6.5.06

A confissão

COMEÇA a ser irritante ler transcrições de declarações e depois, face aos problemas que elas causam, ouvir os visados a dizerem «que não disseram bem isso», que foram «mal interpretados», que «as frases foram retiradas do contexto», etc., etc.
De qualquer forma, enquanto Mário Lino vem ou não vem fazer um comentário desses às declarações que lhe são atribuídas, aqui fica a crónica de Fernando Madrinha no «Expresso» de hoje sobre tão bizarro assunto:
O ministro iberista
Comecemos por reproduzir a declaração, tal qual veio publicada no dia 24 de Abril pelo jornal «Faro de Vigo»:
«Sou um iberista confesso. Temos uma história comum e uma língua comum. Há unidade histórica e cultural e a Ibéria é uma realidade que persegue tanto o Governo espanhol como o português. Se há algo importante para estas relações são as infra-estruturas de transporte».
(Ver o texto integral em «Comentário-1»)

3 Comments:

Blogger Carlos Medina Ribeiro said...

O ministro iberista

Comecemos por reproduzir a declaração, tal qual veio publicada no dia 24 de Abril pelo jornal «Faro de Vigo» :

«Sou um iberista confesso. Temos uma história comum e uma língua comum. Há unidade histórica e cultural e a Ibéria é uma realidade que persegue tanto o Governo espanhol como o português. Se há algo importante para estas relações são as infra-estruturas de transporte».

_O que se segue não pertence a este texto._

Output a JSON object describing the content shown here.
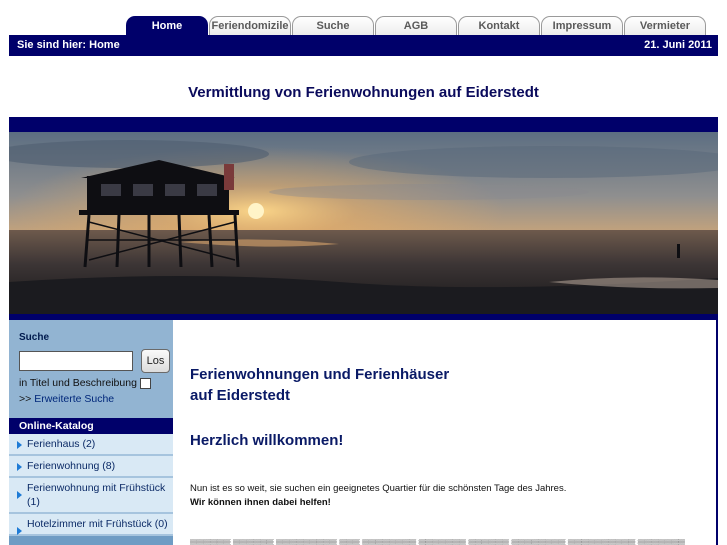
{
  "nav": {
    "tabs": [
      {
        "label": "Home",
        "active": true
      },
      {
        "label": "Feriendomizile",
        "active": false
      },
      {
        "label": "Suche",
        "active": false
      },
      {
        "label": "AGB",
        "active": false
      },
      {
        "label": "Kontakt",
        "active": false
      },
      {
        "label": "Impressum",
        "active": false
      },
      {
        "label": "Vermieter",
        "active": false
      }
    ]
  },
  "breadcrumb": "Sie sind hier: Home",
  "date": "21. Juni 2011",
  "site_title": "Vermittlung von Ferienwohnungen auf Eiderstedt",
  "sidebar": {
    "search": {
      "title": "Suche",
      "input_value": "",
      "button": "Los",
      "option_label": "in Titel und Beschreibung",
      "advanced_prefix": ">>",
      "advanced_link": "Erweiterte Suche"
    },
    "catalog": {
      "title": "Online-Katalog",
      "items": [
        {
          "label": "Ferienhaus (2)"
        },
        {
          "label": "Ferienwohnung (8)"
        },
        {
          "label": "Ferienwohnung mit Frühstück (1)"
        },
        {
          "label": "Hotelzimmer mit Frühstück (0)"
        }
      ]
    }
  },
  "main": {
    "heading_line1": "Ferienwohnungen und Ferienhäuser",
    "heading_line2": "auf Eiderstedt",
    "welcome": "Herzlich willkommen!",
    "intro": "Nun ist es so weit, sie suchen ein geeignetes Quartier für die schönsten Tage des Jahres.",
    "intro_bold": "Wir können ihnen dabei helfen!"
  },
  "colors": {
    "navy": "#00006a",
    "sidebar_blue": "#92b4d2",
    "catalog_item_bg": "#d9e9f5"
  }
}
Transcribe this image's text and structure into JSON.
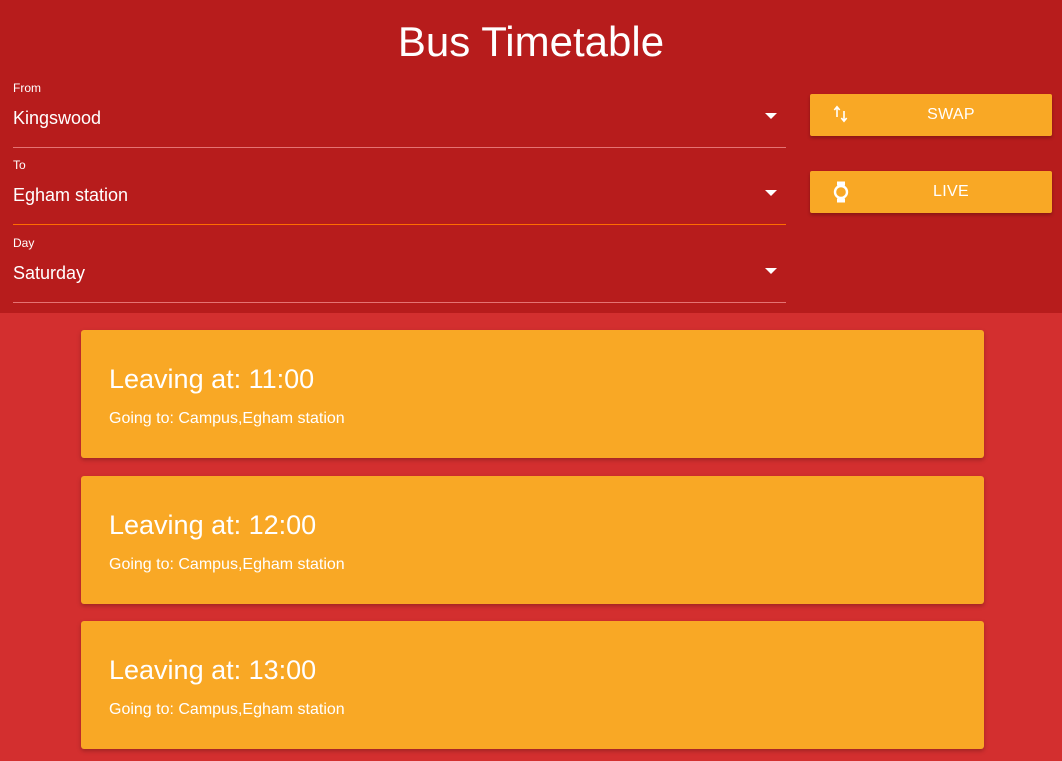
{
  "header": {
    "title": "Bus Timetable",
    "background": "#b71c1c"
  },
  "form": {
    "from": {
      "label": "From",
      "value": "Kingswood"
    },
    "to": {
      "label": "To",
      "value": "Egham station"
    },
    "day": {
      "label": "Day",
      "value": "Saturday"
    }
  },
  "buttons": {
    "swap": {
      "label": "SWAP",
      "icon": "swap-vertical-icon"
    },
    "live": {
      "label": "LIVE",
      "icon": "watch-icon"
    }
  },
  "departures": [
    {
      "time": "Leaving at: 11:00",
      "destination": "Going to: Campus,Egham station"
    },
    {
      "time": "Leaving at: 12:00",
      "destination": "Going to: Campus,Egham station"
    },
    {
      "time": "Leaving at: 13:00",
      "destination": "Going to: Campus,Egham station"
    }
  ],
  "colors": {
    "page_background": "#d32f2f",
    "accent": "#f9a825",
    "focus_underline": "#ff6d00"
  }
}
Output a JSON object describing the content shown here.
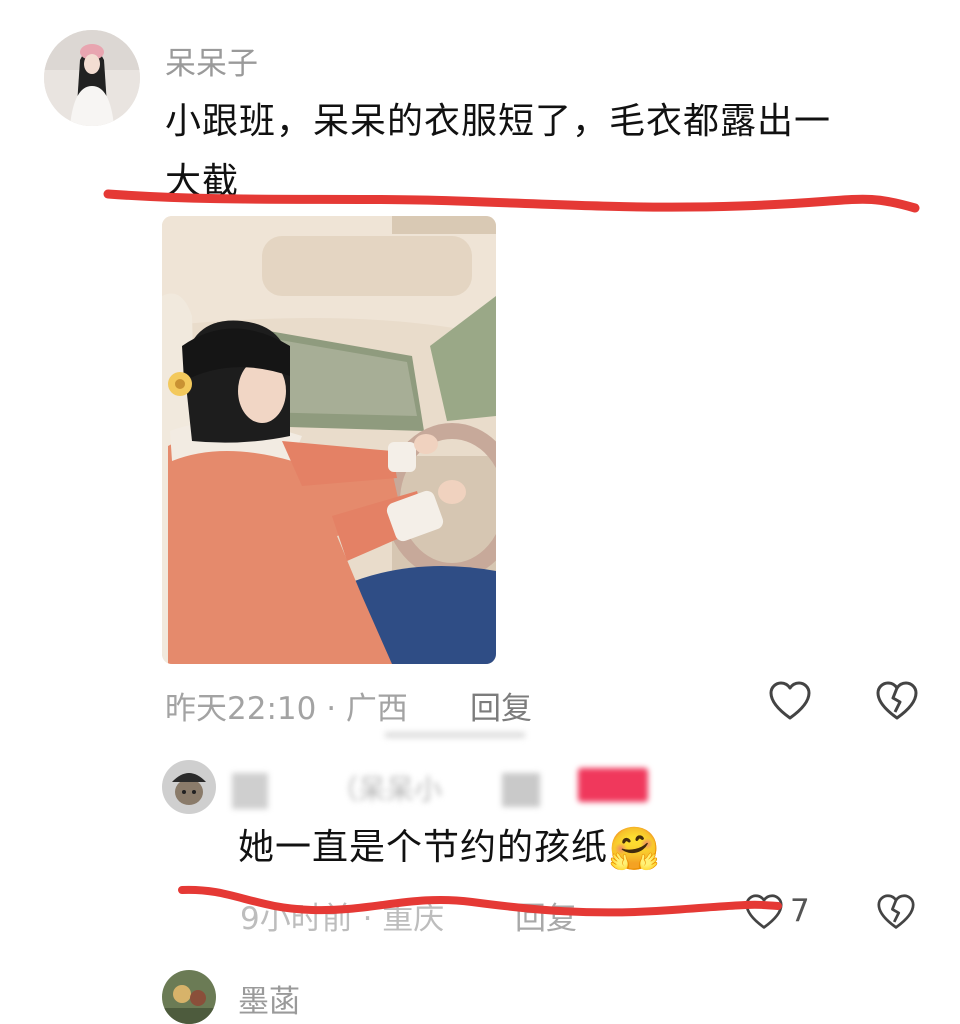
{
  "main_comment": {
    "username": "呆呆子",
    "text_line1": "小跟班，呆呆的衣服短了，毛衣都露出一",
    "text_line2": "大截",
    "time_location": "昨天22:10 · 广西",
    "reply_label": "回复"
  },
  "reply_comment": {
    "username_partial": "（呆呆小",
    "text": "她一直是个节约的孩纸",
    "emoji": "🤗",
    "time_location": "9小时前 · 重庆",
    "reply_label": "回复",
    "like_count": "7"
  },
  "third_comment": {
    "username": "墨菡"
  },
  "colors": {
    "annotation_red": "#e53935",
    "username_gray": "#9a9a9a",
    "meta_gray": "#a3a3a3",
    "coat": "#e58a6c",
    "badge_pink": "#f0385c"
  },
  "icons": [
    "heart-outline-icon",
    "broken-heart-icon"
  ]
}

Estas considerações foram feitas em Santiago de Compostela, Galiza, Espanha, por um cidadão português que, por acaso, é também ministro. Aliás, falava nesta qualidade, perante uma audiência composta por 150 quadros galegos da Caixa Geral de Depósitos e do Banco Simeón.
Chama-se Mário Lino e tem, no Executivo português, a pasta das Obras Públicas, Transportes e Comunicações. Não houve até agora desmentido nem correcção que pusessem verdadeiramente em causa a declaração reproduzida, pelo que não há também motivo para se questionar a fiabilidade do jornal.
Lino pensa o que diz. E di-lo, aliás, em termos que não deixam margem para segundas leituras, apesar de, em declarações ao «Independente», ter informado ontem que falava do «iberismo» aplicado à sua área específica. Ora, não se vê o que possam ter a ver com estradas, pontes ou comboios de alta velocidade a suposta «unidade história e cultural», ou com a «história e a língua comuns» que o ministro certamente inventou para sublinhar melhor o seu fervor iberista. Mesmo falseando a realidade histórica e factual que todos os portugueses conhecem.
Não é concebível nem aceitável que um ministro português ignore o conceito a que corresponde a palavra «iberismo» no discurso político. E por isso não é concebível nem aceitável que a use com a desplicência e ligeireza com que o fez. O insólito da situação, para não dizer o caricato, é tal que o próprio «Faro de Vigo» a estranha, observando que, «enquanto a Espanha é sacudida pelos debates sobre os estatutos autonómicos e sobre se o Estado se desmembra e se rompe como nação», vem o ministro português confessar-se «iberista» e convencido de que Espanha e Portugal «têm pela frente um futuro em comum».
Quer dizer, enquanto as regiões e os povos de Espanha querem mais autonomia e algumas batalham pela independência, há no Governo do único país da Península que resistiu durante oito séculos e meio à força hegemónica de Castela, alguém que se declara defensor de uma unificação ibérica.
O cidadão Mário Lino pode ter as opiniões que bem entenda, mesmo as mais bizarras. O ministro português das Obras Públicas, Transportes e Comunicações, esse devia ter esclarecido o país sobre essas convicções pessoais antes de aceitar o cargo. E o facto de administrar as Obras Públicas não desvaloriza nem desagrava o seu lastimável discurso.
Desde logo porque um ministro é sempre um político e como tal tem de raciocinar e intervir. Depois, não pode subsistir a menor dúvida de que as suas opções estratégicas - um aeroporto na Ota e este ou aquele traçado do TGV, por exemplo - são tomadas em função de princípios ou convicções que não correspondem minimamente às da generalidade dos portugueses, nem a qualquer doutrina do Estado ou orientação de Governo.
Ninguém pode surpreender-se quando o primeiro-ministro, falando de economia e das prioridades do Governo, responde «Espanha, Espanha, Espanha». É uma evidência para toda a gente que as relações com a Espanha se impõem e devem ser incentivadas no que sejam mutuamente vantajosas. Outra coisa é o discurso político do Governo ficar contaminado pelas esdrúxulas convicções pessoais de um dos seus ministros.
A menos que Mário Lino fale uma língua diferente, ou as palavras já não sirvam para nada, alguém que se proclama «iberista confesso» não deve integrar o Governo de um país cuja soberania foi conquistada precisamente contra as teses iberistas, com este ou com outro nome.
Se não esclarecer o mal-entendido - admitindo, contra todos os indícios, que ele possa ter existido - todas as suas decisões passadas e futuras ficarão sob suspeita.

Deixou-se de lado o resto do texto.